Dipl.-Rpfl. Joachim Volpert
1. Grundlage für die Dokumentenpauschale
Rz. 254
Haftpflichtversicherer pflegen in aller Regel – insbesondere bei Verkehrsunfallschäden, die nicht eindeutig liegen – vorgerichtlich einen Aktenauszug einzuholen, um sich über den Umfang ihrer Einstandspflicht, insbesondere eine Mitverursachung oder ein Mitverschulden des Geschädigten, zu informieren. Diese Aktenauszüge können die Versicherer – soweit sie nicht als Körperschaft des öffentlichen Rechts organisiert sind – nicht selbst einholen. Aus Nr. 187 RiStBV ergibt sich, dass die privatrechtlich organisierten Versicherer nicht berechtigt sind, Akteneinsicht zu nehmen. Sie müssen sich hierzu eines Anwalts bedienen, dessen Tätigkeit sie zu vergüten haben.
Rz. 255
Die Tätigkeit des Anwalts wurde bis zum 30.6.2004 (1. KostRMoG zum 1.7.2004) nach einem seinerzeit vom DAV und dem HUK-Verband geschlossenen Abkommen über das "Honorar für Akteneinsicht und Aktenauszüge aus Unfallstrafakten für Versicherungsgesellschaften" abgerechnet. Der Anwalt erhielt danach für den Aktenauszug eine Pauschale von 26 EUR zuzüglich Nebenkosten und Umsatzsteuer. Da es sich um eine pauschale Vergütung handelte, wurde diese nicht auf die Prozessgebühr eines eventuell folgenden Rechtsstreits angerechnet. Der Versicherer muss die Kosten für den Aktenauszug vielmehr zusätzlich tragen. Nach diesem Abkommen kommt auch der Ersatz der Dokumentenpauschale nach VV 7000 für jede kopierte Seite des Aktenauszugs in Betracht.
2. Erstattung der Kosten
Rz. 256
Nach Abschluss des Rechtsstreits stellt sich dann häufig die Frage, ob der Versicherer die von ihm vorgelegten Kosten für den Aktenauszug erstattet verlangen kann. Die Rechtsprechung differenziert insoweit:
Rz. 257
Wird der Aktenauszug nur zum Zweck der Regulierung eingeholt oder dient er nur als Entscheidungshilfe, ob der Rechtsstreit überhaupt aufgenommen werden soll, dann sollen die Kosten hierfür nicht erstattungsfähig sein.
Rz. 258
Ist der Aktenauszug dagegen zur Durchführung des Rechtsstreits eingeholt worden, sind die hierfür aufgewandten Kosten als sog.

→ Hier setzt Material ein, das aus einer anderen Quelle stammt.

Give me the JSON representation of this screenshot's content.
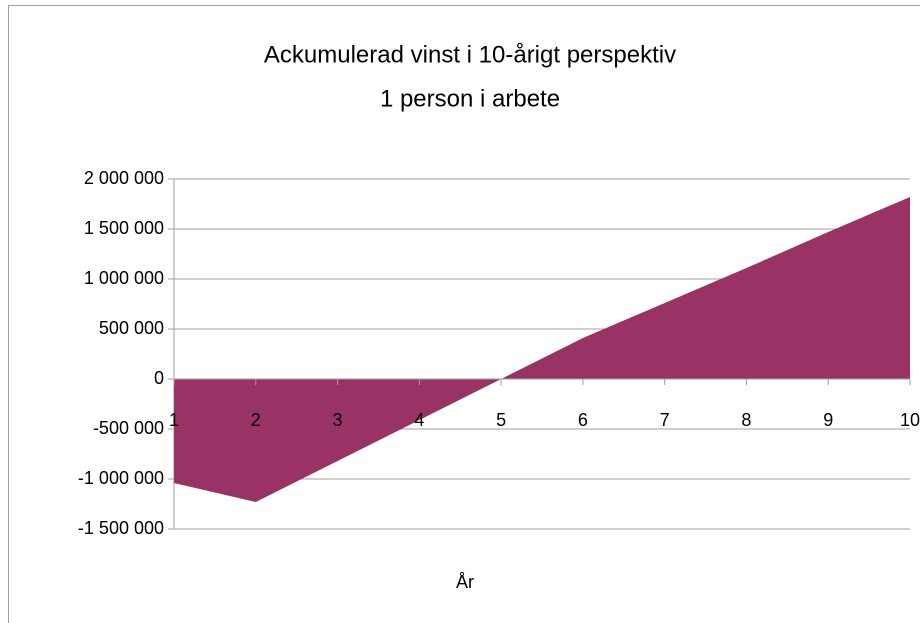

Vorbereitungskosten nach § 91 Abs. 1, 2 ZPO erstattungsfähig. Ein Haftpflichtversicherer ist grds. berechtigt, sich zwecks Unterrichtung über den Unfallhergang durch einen Anwalt einen Auszug aus den Strafakten fertigen zu lassen. Nur nach entsprechender Unterrichtung ist es einem Haftpflichtversicherer möglich, sein Vorgehen im Rahmen der Rechtsverteidigung im Haftpflichtprozess abzustimmen und geeignete Prozessschritte abzuwägen. Die Beauftragung eines Rechtsanwalts ist auch notwendig, da Strafakten nur an Rechtsanwälte zur Einsichtnahme und Fertigung von Kopien ausgehändigt werden. Die im Vorfeld des Prozesses entstandenen Kosten sind daher insoweit als zur Prozessvorbereitung erforderlich anzusehen.
Rz. 259
Der Versicherer kann auch nicht darauf verwiesen werden, dass es kostengünstiger gewesen wäre, den Aktenauszug erst im Rechtsstreit einzuholen, weil dann die Tätigkeit des Anwalts durch die Prozessgebühr abgegolten gewesen wäre. Der Versicherer muss nicht warten, bis er verklagt wird. Er darf schon vorprozessual den Aktenauszug mit der entsprechenden Erstattungsfolge einholen.